Investigators looked at potential risk factors as incidence rates changed over time after the introduction of COVID-19 and whether race and other variables affected the potential development of these infections.
Data has shown central line associated bloodstream infections (CLABSI) increased during the COVID-19 pandemic. However, a greater understanding of what the determinants were for this activity were not widely studied or understood.
As such, a group of investigators associated with Charlotte, NC-based Advocate Health evaluated what factors including whether race impacted risk for development of CLABSI prior to and during the COVID-19 pandemic in patients with indwelling central venous catheter (CVC).
Specifically, they conducted a retrospective cohort study across 11 acute care hospitals in the southeastern US during a study period between 2019-2021. Within this period, there was the pre-pandemic period from 1/1/2019 - 2/29/2020, and the pandemic period defined as 3/1/2020 - 12/31/2021. The data collected included demographic factors including self-reported race and ethnicity, comorbidities, COVID-19 status and central line characteristics. The primary outcome was the first CLABSI that was diagnosed during the admission.

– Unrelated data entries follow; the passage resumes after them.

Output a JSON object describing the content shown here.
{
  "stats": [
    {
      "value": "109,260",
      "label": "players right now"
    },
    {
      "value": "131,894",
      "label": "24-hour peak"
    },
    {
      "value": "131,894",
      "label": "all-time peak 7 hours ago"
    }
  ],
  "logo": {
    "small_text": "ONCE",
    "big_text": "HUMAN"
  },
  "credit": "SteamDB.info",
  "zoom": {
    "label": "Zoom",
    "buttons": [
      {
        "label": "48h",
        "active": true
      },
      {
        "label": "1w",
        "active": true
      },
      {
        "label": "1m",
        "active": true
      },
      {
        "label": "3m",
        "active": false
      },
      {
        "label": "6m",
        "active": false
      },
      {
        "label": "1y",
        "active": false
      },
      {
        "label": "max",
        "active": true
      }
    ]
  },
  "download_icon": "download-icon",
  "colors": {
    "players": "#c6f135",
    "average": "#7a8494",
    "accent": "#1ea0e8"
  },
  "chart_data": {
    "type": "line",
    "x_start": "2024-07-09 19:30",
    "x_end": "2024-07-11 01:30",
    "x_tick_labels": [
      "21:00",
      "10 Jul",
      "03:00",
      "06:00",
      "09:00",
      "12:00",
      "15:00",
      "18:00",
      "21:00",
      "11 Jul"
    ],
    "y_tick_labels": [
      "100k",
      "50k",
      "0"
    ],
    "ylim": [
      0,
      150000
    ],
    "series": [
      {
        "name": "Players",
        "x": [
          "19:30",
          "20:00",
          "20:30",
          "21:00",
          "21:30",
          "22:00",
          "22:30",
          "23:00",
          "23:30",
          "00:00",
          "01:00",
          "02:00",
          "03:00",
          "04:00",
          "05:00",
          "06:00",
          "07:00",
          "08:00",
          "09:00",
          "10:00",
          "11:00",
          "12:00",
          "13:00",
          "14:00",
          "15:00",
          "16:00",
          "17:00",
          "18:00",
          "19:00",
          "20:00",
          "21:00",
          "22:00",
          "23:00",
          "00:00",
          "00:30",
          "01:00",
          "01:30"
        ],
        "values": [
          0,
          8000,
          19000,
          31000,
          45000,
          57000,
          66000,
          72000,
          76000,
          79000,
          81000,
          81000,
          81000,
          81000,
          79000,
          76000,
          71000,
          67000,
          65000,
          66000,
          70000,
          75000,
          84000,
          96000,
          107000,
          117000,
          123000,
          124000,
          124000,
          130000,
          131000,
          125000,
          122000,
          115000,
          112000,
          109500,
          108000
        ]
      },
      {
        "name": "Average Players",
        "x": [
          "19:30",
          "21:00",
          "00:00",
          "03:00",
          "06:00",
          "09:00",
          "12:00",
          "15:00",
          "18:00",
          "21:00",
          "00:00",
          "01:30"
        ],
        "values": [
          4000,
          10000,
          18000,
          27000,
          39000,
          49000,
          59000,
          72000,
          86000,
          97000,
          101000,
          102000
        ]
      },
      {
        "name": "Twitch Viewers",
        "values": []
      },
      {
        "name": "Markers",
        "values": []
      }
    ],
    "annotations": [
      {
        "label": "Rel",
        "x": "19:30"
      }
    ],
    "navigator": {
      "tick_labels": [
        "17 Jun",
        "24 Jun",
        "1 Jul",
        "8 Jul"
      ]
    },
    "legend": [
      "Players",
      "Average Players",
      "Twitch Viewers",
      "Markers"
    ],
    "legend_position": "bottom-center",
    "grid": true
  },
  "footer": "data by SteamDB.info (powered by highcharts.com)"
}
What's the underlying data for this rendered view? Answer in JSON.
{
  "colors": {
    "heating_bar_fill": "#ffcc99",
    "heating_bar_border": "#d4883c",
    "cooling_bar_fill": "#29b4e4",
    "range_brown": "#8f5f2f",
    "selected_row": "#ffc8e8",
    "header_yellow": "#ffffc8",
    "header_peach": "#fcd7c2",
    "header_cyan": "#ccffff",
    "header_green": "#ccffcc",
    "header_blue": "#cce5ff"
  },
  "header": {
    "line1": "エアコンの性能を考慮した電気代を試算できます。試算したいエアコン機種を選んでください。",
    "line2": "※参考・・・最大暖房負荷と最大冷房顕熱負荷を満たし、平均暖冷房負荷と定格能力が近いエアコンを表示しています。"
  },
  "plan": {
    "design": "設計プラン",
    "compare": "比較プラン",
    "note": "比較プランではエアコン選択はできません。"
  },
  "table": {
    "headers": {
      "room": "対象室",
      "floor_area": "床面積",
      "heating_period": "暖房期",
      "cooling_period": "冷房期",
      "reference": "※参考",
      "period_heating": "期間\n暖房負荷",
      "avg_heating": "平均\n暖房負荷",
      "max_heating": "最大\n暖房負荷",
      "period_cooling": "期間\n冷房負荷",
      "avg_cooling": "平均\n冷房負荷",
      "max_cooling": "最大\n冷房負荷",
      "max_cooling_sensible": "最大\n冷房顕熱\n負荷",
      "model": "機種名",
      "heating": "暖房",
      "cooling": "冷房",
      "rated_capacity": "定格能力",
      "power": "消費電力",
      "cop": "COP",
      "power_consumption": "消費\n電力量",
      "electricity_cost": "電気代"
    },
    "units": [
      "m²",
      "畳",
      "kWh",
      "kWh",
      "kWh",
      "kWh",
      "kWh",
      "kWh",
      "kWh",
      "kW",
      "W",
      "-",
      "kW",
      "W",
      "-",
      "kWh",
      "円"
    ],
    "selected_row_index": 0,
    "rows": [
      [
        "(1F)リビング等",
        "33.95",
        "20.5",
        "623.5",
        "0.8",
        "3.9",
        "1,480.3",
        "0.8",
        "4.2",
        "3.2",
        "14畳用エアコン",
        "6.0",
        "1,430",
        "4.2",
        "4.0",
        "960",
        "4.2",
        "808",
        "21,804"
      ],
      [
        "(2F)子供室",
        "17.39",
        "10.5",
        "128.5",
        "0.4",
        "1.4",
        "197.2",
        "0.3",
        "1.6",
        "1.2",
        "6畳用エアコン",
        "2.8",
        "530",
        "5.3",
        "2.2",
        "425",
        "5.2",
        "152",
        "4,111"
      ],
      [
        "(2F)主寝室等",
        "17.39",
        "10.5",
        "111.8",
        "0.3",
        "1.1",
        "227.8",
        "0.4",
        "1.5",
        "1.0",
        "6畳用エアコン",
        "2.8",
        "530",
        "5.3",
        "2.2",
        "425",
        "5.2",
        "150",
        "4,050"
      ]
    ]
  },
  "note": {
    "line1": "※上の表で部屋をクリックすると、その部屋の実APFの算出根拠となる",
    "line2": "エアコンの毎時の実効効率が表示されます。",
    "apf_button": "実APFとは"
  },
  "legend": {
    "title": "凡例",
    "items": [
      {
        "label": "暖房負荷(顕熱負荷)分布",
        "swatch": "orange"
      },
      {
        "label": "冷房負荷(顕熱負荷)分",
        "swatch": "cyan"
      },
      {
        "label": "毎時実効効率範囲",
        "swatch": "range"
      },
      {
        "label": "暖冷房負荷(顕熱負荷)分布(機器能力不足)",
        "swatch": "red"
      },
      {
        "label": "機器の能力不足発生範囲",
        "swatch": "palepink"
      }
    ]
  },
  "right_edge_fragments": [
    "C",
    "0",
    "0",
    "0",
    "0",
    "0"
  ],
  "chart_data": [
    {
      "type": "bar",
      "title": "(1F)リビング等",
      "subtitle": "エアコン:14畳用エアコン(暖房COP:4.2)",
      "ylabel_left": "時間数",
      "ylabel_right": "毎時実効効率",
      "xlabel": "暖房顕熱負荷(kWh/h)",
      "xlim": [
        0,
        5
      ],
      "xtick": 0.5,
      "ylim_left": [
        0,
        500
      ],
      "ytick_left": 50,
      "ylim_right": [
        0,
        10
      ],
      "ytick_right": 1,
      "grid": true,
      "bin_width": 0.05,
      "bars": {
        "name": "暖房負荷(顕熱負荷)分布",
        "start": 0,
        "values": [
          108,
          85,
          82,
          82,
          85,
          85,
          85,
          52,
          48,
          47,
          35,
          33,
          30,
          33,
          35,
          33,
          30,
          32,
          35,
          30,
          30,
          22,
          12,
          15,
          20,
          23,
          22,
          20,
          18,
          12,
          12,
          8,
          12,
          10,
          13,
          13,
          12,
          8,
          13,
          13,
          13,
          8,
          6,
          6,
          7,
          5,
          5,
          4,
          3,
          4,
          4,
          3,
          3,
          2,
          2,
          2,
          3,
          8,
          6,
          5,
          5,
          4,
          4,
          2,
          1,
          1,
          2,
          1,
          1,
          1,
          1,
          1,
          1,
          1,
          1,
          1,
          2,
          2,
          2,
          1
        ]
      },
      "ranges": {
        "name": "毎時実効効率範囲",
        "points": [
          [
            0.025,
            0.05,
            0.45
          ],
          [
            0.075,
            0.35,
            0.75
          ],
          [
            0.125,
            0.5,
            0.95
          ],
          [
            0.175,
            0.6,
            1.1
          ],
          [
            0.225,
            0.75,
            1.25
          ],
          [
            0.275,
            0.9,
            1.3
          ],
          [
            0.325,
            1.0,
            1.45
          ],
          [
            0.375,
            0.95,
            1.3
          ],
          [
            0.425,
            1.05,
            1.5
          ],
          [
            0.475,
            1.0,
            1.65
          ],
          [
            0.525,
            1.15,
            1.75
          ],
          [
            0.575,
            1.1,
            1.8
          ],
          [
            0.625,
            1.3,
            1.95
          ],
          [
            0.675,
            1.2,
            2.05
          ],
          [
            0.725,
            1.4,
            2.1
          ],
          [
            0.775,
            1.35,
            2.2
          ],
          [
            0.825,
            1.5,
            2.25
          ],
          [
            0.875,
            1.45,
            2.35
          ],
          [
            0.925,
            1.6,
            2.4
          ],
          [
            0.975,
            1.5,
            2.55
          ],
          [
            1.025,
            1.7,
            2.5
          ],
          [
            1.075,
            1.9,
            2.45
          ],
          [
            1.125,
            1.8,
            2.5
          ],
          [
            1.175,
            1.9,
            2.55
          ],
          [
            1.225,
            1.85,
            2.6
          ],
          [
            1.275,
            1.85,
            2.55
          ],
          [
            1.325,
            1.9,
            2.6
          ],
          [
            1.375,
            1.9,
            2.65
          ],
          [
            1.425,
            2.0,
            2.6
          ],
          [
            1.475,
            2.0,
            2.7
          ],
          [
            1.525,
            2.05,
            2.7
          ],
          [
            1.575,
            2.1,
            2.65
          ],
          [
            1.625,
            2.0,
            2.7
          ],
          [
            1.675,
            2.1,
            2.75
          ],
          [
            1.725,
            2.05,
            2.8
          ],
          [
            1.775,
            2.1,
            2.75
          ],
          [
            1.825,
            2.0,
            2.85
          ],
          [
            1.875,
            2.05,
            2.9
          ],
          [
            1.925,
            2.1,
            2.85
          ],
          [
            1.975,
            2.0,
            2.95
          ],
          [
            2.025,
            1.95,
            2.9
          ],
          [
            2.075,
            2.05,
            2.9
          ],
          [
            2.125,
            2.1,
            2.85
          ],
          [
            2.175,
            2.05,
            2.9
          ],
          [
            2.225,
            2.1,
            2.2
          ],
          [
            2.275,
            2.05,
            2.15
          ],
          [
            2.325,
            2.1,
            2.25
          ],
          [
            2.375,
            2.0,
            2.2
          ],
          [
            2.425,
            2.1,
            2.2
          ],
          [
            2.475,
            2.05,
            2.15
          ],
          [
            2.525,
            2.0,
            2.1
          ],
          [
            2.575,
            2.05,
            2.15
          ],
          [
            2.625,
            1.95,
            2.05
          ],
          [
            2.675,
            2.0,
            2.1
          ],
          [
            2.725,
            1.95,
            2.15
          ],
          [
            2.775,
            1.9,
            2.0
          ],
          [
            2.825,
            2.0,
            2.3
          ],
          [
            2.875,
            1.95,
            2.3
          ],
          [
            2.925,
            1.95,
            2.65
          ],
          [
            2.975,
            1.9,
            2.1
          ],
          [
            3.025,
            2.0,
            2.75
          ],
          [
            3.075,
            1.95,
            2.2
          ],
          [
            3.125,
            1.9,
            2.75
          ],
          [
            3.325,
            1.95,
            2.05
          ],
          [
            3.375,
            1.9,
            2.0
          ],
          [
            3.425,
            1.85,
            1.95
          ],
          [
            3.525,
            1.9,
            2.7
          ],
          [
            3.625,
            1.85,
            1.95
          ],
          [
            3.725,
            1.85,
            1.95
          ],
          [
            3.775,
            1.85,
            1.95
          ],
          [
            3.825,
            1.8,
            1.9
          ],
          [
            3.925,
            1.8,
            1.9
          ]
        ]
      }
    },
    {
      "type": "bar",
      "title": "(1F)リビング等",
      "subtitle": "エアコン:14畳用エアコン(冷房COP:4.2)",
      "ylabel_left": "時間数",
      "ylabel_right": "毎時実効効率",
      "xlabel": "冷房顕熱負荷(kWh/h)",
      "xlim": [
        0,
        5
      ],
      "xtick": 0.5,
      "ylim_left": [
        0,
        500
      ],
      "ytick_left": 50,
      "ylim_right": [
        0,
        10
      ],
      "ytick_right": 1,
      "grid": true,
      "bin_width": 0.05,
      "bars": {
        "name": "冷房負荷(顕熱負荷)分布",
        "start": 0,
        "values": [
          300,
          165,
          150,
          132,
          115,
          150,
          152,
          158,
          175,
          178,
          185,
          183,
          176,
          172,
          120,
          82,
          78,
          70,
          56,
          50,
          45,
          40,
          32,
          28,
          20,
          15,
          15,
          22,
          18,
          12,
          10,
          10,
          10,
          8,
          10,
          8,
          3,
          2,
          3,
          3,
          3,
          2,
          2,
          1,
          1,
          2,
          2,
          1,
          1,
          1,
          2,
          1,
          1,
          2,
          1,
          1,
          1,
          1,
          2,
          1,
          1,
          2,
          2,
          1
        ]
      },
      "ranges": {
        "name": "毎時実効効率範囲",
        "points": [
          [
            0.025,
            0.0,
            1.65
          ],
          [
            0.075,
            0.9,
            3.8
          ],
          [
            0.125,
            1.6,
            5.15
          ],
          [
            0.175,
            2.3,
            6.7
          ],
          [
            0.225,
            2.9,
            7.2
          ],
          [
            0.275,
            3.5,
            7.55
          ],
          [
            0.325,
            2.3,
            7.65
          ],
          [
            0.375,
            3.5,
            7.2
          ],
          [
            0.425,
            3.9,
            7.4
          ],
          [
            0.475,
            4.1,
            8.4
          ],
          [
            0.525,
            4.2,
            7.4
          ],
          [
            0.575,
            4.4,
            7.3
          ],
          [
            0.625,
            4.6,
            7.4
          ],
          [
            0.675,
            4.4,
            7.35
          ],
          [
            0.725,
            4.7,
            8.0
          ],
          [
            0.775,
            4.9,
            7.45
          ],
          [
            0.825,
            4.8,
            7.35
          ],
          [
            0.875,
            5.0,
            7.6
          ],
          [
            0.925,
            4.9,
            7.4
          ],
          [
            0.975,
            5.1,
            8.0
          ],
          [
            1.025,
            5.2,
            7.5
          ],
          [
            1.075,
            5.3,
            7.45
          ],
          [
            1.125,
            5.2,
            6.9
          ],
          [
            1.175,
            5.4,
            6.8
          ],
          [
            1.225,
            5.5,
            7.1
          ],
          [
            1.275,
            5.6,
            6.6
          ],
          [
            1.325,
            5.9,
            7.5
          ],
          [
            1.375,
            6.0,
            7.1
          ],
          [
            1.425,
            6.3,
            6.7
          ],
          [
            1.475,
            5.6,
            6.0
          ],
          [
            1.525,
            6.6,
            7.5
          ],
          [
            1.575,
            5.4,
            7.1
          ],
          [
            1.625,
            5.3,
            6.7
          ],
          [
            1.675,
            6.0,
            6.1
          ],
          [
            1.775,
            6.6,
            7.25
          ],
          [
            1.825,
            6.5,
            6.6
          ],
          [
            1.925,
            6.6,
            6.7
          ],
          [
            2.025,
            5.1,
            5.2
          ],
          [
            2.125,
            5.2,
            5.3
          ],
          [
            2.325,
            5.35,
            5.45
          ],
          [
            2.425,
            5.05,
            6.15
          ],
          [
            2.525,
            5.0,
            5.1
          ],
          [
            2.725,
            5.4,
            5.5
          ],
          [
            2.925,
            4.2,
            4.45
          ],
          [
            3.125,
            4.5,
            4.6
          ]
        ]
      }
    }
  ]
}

“Of the 46,259 patients with central lines, 313 developed a CLABSI during the study period (109 pre- and 204 during- pandemic, a significant proportional increase), the investigators wrote. “Risk factors for CLABSI in the pre-pandemic period included cancer diagnosis, receipt of total peripheral nutrition (TPN) during hospital stay, intensive care unit encounter, and longer length of stay and average line days.”
Coinvestigator Catherine Passaretti, MD, vice president, Southeast Region epidemiologist, Advocate Health, and clinical professor of infectious diseases, Wake Forest University, says they witnessed differences in CLABSI between black and white patients during COVID-19. “Black patients had a higher risk of CLABSI during the pandemic that we did not see before…that difference between black and white patients really stood out for patients without COVID.”
In fact, Black patients without COVID-19 were 1.6 times (95% CI 1.09, 2.41) more likely to develop CLABSI compared to White patients, the investigators note. There were other risk factors for infection including Medicare insurance (OR 1.68), presence of a dialysis catheter (OR 1.57, or higher body mass index (OR 1.01).
Does Stress Play a Role as a Risk Factor?
In addition, the stressors placed on health care during the pandemic may have contributed to risk factors as clinicians were challenged to care for a surging public health issue.
“Health care was very different at the height of the pandemic when the study took place. So certainly, care delivery and stressors on health care, potentially contributed,” Passaretti said. “So how do we better prepare for stress in healthcare settings? How do we make sure that care provided for infection prevention, even during times of stress is equivalent across the board so we don't lose ground?”
Passaretti believes creating best practices during these periods may be a solution to consider.
“[We need to understand] how do stress and burnout play into health care behavior, and then making sure we hardwire basic practices in even during times of stress.”